Восстановление Русского государства сочеталось с тенденциями модернизации и европеизации, ясно видимыми не только при царе Алексее, но и при Михаиле, и продолжавшимися до совершеннолетия Петра Первого.

В известном смысле, слова князя Долгорукова, приведенные мной выше, слишком категоричны. Годы царя Алексея можно рассматривать как переходные, как время, когда сооружалась платформа, когда расчищалось место. К началу петровских реформ весьма многое было подготовлено и в народе, и в правящем классе служилых землевладельцев.

Таким образом, «упали с неба» не общие линии, направления, цели петровских реформ, а – черты его характера, свойства его личности, придавшие его «эпохе» столь особенный цвет.

Автору что-то, кажется, известно об указанной тенденции времени царя Алексея. Но пользуется он услышанным по-своему, упрощенно.

Пусть В. З. считает возможным трактовать экономику без знакомства с ней, пусть он пренебрегает общим фоном эпохи, пусть не замечает, что правительство царя Алексея, не имея организованного аппарата подавления, как в Европе, легкомысленно взялось за соляной налог, как позже, – за денежную реформу. Пусть. Но он, пользуясь старинным выражением, не знает, «какой рукой крестятся».

(Откуда же, например, «в середине зимы» на московских улицах берутся «грязные ямы»? И никто не видывал, чтоб зимнего улова замороженную рыбу возили в бочонках! Что же касается «ранних обеден», то они в старину, и не столь удаленную, начинались между пятью и шестью часами утра, то есть зимой проходили в темноте, не так, как у автора.)

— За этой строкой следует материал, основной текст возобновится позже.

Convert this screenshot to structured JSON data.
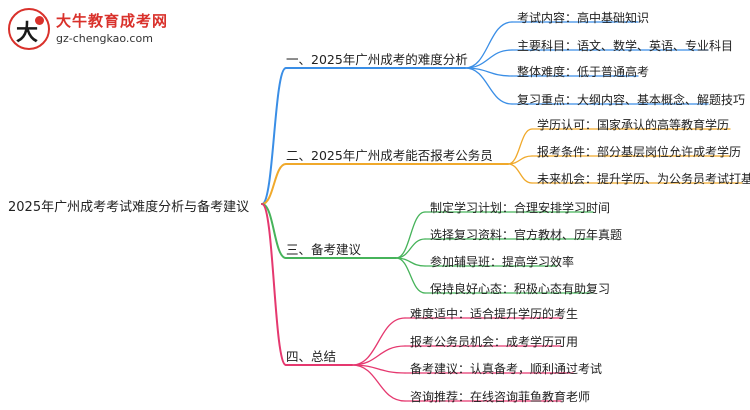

Прошу поверить на слово, что разбор любой страницы повести по части нелепиц дает такой же улов, как черпак в рыбном садке…

Возвращаясь к тому, с чего начал, – к пардальянам, – я обязан воздать должное Мишелю Зэвако с его литературными соумышленниками. При явном ремесленничестве за свой кусок хлеба, Зэвако знал, «какой рукой крестятся». Его нелепицы были почти лепы, в нос не били, а если и били, то не слишком. Если же вообразить наивно-девственного читателя, принимавшего зэвакинские курбеты за истиннейшую истину, то что ж выносил он? Будь героем на каждом шагу, оборони слабого во имя чести, бей всяческих угнетателей… Не так уж плохо и для нашего дня. «Юманите», во всяком случае, не опасается подносить пардальянов французским рабочим. Была все ж в зэвакинской залихватности искра художника.

По этому поводу, пусть это будет «из пушки по воробьям», приведу кусочек из письма А. К. Толстого, от 11.01.1870 года:

«Художественное произведение… ненамеренно доказывает все истины гораздо лучше, нежели это могут сделать те, что садятся за письменный стол с намерением их доказать посредством художественного произведения».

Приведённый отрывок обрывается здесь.